The system at Sawt Al Madina Radio is based on one centralised SAN storage system and two database servers. In terms of storage capacity, Sawt Al Madina Radio stipulated a system capable of storing 2,000 hours of materials in a linear format as 1.2 TB. An HP StorageWorks 1000 modular smart array serves as the facility’s SAN, offering Sawt Al Madina Radio a highly scalable storage solution for broadcast content. Offline storage, which doubles as an archive, is supplied by a CD jukebox with a capacity of up to 10 TB. Initial administration of the Radio-Assist system and training were performed by engineers from NETIA, and maintenance is supported by HEAT for Engineering and Technology, NETIA’s local representative in Amman.

Other critical functions of the Air-DDO broadcast module include the ability to modify and monitor playlists in real time. Visual alarms help operators ensure the integrity of playout, and on-air monitoring of programming can be streamed to an intranet site for remote review if desired. The AIR-DDO system operates in automatic, semi-automatic or manual mode, which can be implemented as easily as flipping a switch. Operators can use the semi-automatic mode to integrate slots – such as news or commercial breaks – at a set time. The fully automatic mode allows for easy playout when human intervention is not required or desired.

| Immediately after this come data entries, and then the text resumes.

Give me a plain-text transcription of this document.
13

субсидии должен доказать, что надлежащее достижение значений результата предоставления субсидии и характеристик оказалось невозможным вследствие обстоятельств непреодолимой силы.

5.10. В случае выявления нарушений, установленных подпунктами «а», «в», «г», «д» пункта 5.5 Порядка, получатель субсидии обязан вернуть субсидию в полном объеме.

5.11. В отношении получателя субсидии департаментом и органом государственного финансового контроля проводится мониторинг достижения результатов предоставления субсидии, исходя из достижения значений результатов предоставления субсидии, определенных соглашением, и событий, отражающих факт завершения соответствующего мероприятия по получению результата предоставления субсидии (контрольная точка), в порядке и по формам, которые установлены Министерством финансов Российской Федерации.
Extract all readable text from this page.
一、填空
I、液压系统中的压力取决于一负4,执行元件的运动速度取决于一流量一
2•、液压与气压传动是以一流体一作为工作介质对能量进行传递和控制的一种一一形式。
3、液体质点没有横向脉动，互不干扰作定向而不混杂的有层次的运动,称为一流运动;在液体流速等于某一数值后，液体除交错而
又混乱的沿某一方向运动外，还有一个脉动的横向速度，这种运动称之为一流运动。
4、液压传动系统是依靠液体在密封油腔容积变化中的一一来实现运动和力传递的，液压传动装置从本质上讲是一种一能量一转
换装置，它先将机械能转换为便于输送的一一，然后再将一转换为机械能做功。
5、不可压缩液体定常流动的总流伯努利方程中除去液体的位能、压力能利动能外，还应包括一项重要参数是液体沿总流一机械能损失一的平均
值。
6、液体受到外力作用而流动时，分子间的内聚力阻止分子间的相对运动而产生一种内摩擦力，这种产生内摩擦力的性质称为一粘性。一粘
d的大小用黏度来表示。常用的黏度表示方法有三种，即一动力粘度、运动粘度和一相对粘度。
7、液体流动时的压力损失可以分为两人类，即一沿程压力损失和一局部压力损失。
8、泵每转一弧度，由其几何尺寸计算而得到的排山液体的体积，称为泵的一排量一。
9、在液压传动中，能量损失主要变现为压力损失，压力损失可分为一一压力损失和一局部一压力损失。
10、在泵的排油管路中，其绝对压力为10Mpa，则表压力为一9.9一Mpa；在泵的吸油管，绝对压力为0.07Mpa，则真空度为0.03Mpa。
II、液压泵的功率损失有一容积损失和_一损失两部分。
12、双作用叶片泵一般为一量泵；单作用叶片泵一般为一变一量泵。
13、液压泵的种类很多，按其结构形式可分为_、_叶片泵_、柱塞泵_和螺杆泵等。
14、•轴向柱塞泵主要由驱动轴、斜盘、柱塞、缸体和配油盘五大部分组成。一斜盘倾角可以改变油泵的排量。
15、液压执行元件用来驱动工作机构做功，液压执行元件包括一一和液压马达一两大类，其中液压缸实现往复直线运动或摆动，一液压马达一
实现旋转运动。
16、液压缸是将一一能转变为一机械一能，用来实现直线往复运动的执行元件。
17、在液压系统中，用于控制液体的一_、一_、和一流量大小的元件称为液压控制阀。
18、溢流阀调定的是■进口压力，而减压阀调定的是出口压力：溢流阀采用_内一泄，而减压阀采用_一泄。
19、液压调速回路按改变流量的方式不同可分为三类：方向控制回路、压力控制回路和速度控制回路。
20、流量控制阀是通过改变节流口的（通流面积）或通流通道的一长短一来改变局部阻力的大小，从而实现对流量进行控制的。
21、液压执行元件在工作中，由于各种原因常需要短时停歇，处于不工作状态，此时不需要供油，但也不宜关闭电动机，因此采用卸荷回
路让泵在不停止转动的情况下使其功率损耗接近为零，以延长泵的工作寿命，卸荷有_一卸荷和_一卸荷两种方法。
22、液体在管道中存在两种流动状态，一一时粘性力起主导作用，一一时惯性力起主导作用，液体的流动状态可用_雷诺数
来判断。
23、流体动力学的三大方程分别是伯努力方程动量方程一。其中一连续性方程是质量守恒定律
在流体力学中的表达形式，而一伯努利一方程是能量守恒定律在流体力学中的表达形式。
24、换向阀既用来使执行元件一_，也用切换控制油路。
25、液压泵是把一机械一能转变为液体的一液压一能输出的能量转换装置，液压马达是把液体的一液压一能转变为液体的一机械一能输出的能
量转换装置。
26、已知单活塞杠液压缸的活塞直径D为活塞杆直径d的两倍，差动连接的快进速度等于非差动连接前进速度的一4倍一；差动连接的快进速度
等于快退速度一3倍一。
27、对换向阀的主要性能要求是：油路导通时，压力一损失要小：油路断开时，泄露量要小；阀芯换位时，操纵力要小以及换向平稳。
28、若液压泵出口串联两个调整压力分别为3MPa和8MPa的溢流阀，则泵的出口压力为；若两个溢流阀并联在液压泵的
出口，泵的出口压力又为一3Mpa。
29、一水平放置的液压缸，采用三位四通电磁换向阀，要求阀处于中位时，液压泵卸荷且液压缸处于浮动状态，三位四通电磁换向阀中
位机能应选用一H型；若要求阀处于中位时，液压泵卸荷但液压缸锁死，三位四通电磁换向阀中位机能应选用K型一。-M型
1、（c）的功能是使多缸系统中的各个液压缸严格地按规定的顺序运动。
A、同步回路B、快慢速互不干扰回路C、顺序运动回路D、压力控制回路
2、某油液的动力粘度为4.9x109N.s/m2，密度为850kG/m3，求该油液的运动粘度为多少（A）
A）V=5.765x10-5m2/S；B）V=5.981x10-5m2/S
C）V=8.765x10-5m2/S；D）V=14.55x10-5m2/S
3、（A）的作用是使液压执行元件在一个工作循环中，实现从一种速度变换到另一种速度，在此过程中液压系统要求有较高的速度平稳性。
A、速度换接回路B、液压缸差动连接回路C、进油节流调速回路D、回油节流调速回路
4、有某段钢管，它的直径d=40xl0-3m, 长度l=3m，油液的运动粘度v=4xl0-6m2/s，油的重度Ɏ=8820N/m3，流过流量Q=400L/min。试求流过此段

NETIA undertook similar projects at Jordan’s Hayat FM and Amen FM. Hayat FM, a private radio station, located in Amman, offers educational programming with a full segment focusing on the Koran.

“Radio broadcasting is flourishing in Jordan, with new FM stations providing the Amman area with a variety of religious, cultural and educational programming,” says Pascal Cima, sales manager for Europe and the Middle East, NETIA. “Working closely with HEAT, which has extensive experience in this market, we have provided these new broadcast facilities with simple yet flexible solutions for program production and playout.”

Haya FM had already installed NETIA Air-DDO On-Air and Production workstations in June 2005. This time, it upgraded the solution to expand its storage capacity. Operators at Hayat FM use the Radio-Assist Quickplayer, a combination of hardware and software, to record, produce and broadcast material. The NETIA Quickplayer system relies on the Air-DDO system, which is connected on the mixer through fader starts. Air-DDO offers Hayat FM staff a graphical interface for display of up to four channels along with access to numerous help and preparation tools.

The operator working at the Air-DDO station has ergonomic access to tools including sound cueing; looping of intro and sequence clips; countdown timer and scroll-bar displays for intro and outro clips; automatic sound linking and fading from one voice to another; dynamic playlist refresh; and easy management of on-time, off-time, floating, manual and automatic playlist items. On- Air can be operated through a variety of physical interfaces – in this case, a mixing console – and simplifies operations with straightforward drag-and-drop functionality.

Also installed at Hayat FM is the NETIA Production system, which offers functionality for preparation of each sound to be broadcast. Users can set lead-in points, and the system enhances the quality of the actual broadcast by using sequenced fade curves. The Production tool also enables the user to set markers and command trigger points.

NETIA’s Radio-Assist range of digital audio software programmes covers the entire operation of a radio station. For these three radio operations in Jordan, the new production and playout systems put a robust toolset at the fingertips of users while automated options simplify the process of taking audio to air. “Clients working with our end-to-end digital audio management solutions receive on-site training and ongoing support so that they can make the most of their Radio-Assist software. We strive to offer both solutions and training customised to meet the user’s needs, and our installations in Amman demonstrate the success of this approach,” concludes Cima.